Question 29
IVA regulator requests an independent assessment of a deployed credit model. Which activity most clearly falls within an AI audit rather than routine model tuning?
Correct answer: B
Explanation
An AI audit is a formal, independent review that “systematically” evaluates the model’s development process, documentation, performance, fairness, robustness, and compliance with policies and laws. Routine model tuning changes parameters to improve performance, while an audit produces a formal report assessing governance and risk across the full lifecycle.

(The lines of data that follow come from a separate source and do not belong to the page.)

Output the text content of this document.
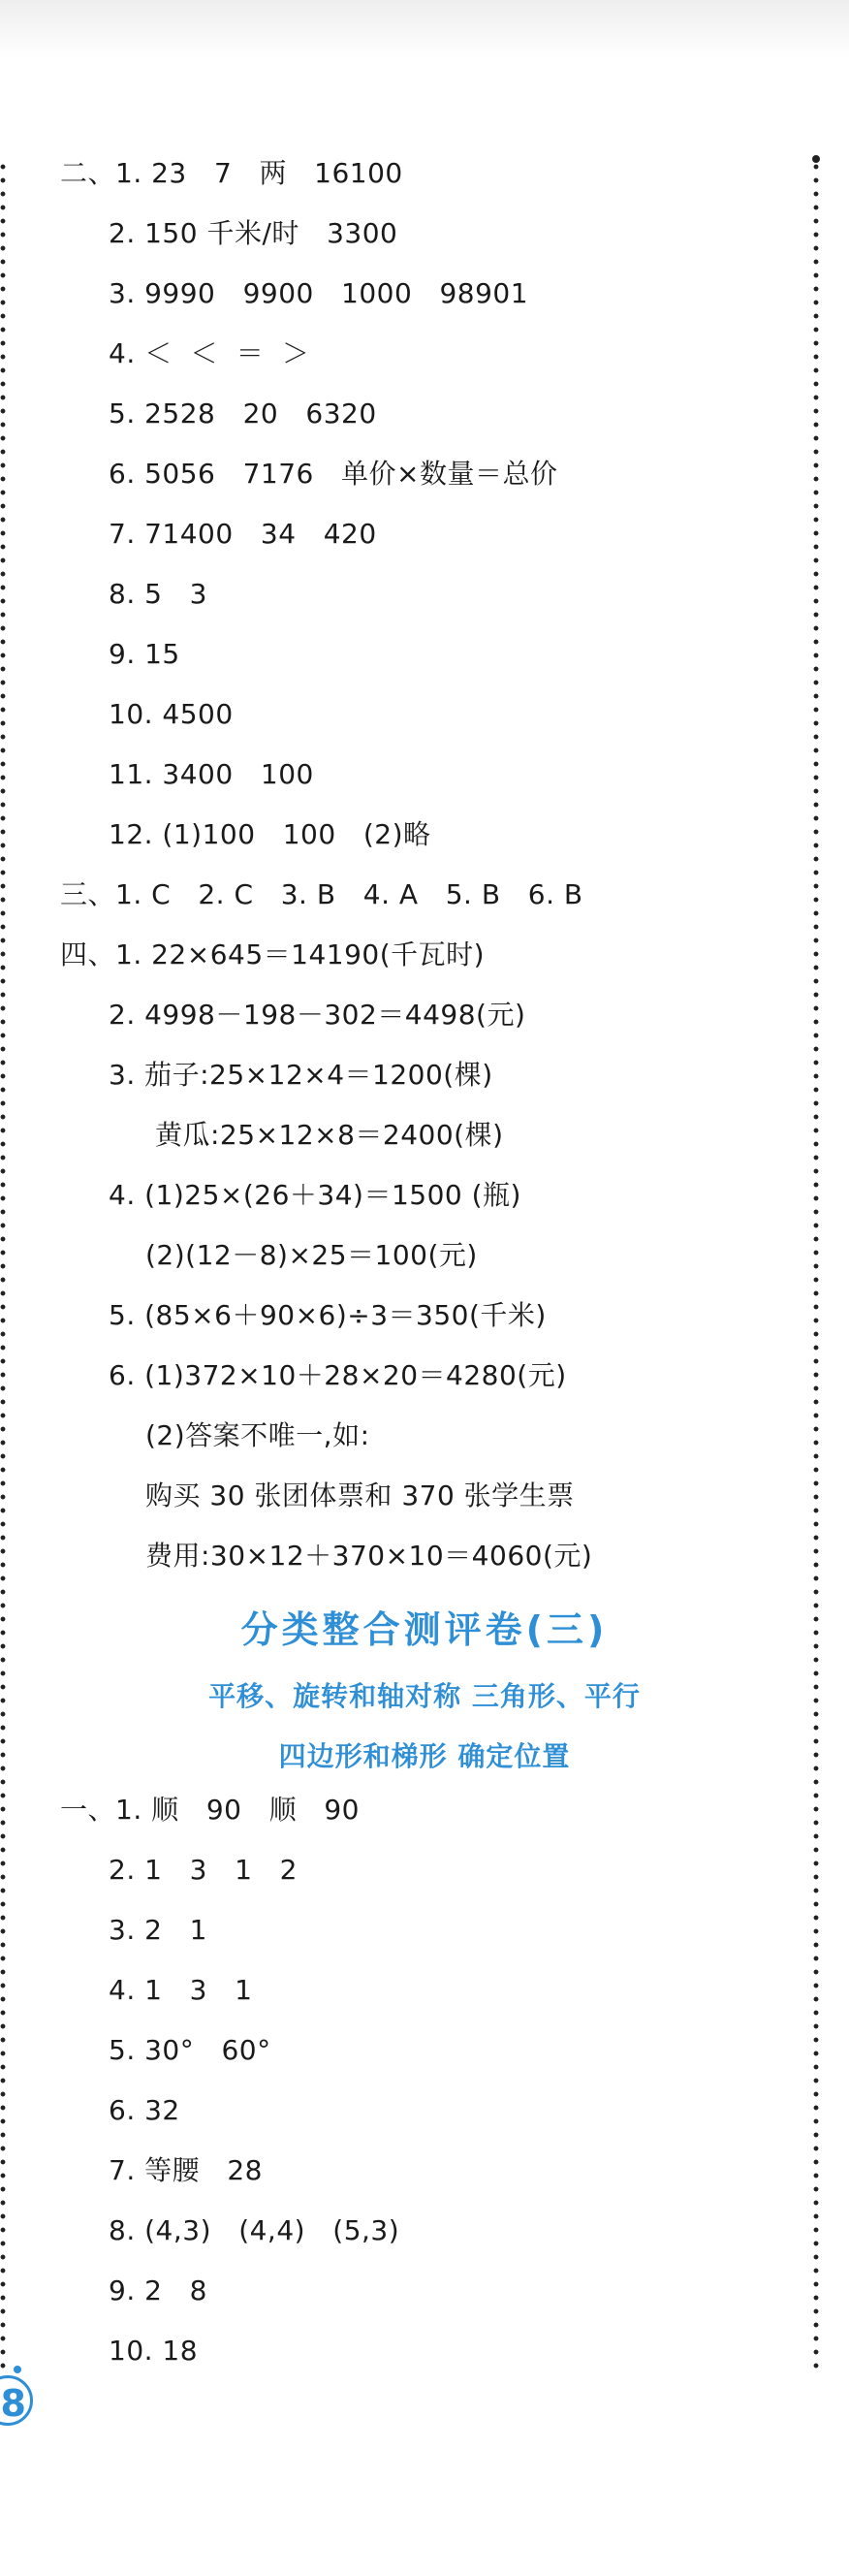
二、1. 23   7   两   16100
2. 150 千米/时   3300
3. 9990   9900   1000   98901
4. ＜  ＜  ＝  ＞
5. 2528   20   6320
6. 5056   7176   单价×数量＝总价
7. 71400   34   420
8. 5   3
9. 15
10. 4500
11. 3400   100
12. (1)100   100   (2)略
三、1. C   2. C   3. B   4. A   5. B   6. B
四、1. 22×645＝14190(千瓦时)
2. 4998－198－302＝4498(元)
3. 茄子:25×12×4＝1200(棵)
黄瓜:25×12×8＝2400(棵)
4. (1)25×(26＋34)＝1500 (瓶)
(2)(12－8)×25＝100(元)
5. (85×6＋90×6)÷3＝350(千米)
6. (1)372×10＋28×20＝4280(元)
(2)答案不唯一,如:
购买 30 张团体票和 370 张学生票
费用:30×12＋370×10＝4060(元)
分类整合测评卷(三)
平移、旋转和轴对称 三角形、平行
四边形和梯形 确定位置
一、1. 顺   90   顺   90
2. 1   3   1   2
3. 2   1
4. 1   3   1
5. 30°   60°
6. 32
7. 等腰   28
8. (4,3)   (4,4)   (5,3)
9. 2   8
10. 18
8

Why each option is right or wrong
A. Tweaking hyperparameters to slightly improve accuracy on recent data.
Hyperparameter changes are model optimization work, not an independent governance or compliance review.
B. Systematically evaluating the model’s development process, documentation, performance, fairness, robustness, and compliance with applicable policies and laws, and producing a formal report.
The regulator’s request points to an independent assurance activity, which aligns with an audit-style review rather than model maintenance. Under the NIST AI Risk Management Framework 1.0, the Govern/Map/Measure/Manage functions contemplate documented, repeatable evaluation of an AI system’s design, data, performance, robustness, and governance controls; by contrast, routine tuning is an internal optimization step, not a formal assessment. The presence of a structured review and a written report is the key marker here, because audits assess compliance and risk across the lifecycle rather than changing parameters to improve metrics.
C. Migrating the model from on-premises servers to a cloud platform.
Platform migration is infrastructure modernization and does not evaluate model risk, fairness, or compliance.
D. Updating the user interface layout for better user experience.
User interface updates affect presentation, not the model’s lifecycle controls or regulatory assessment.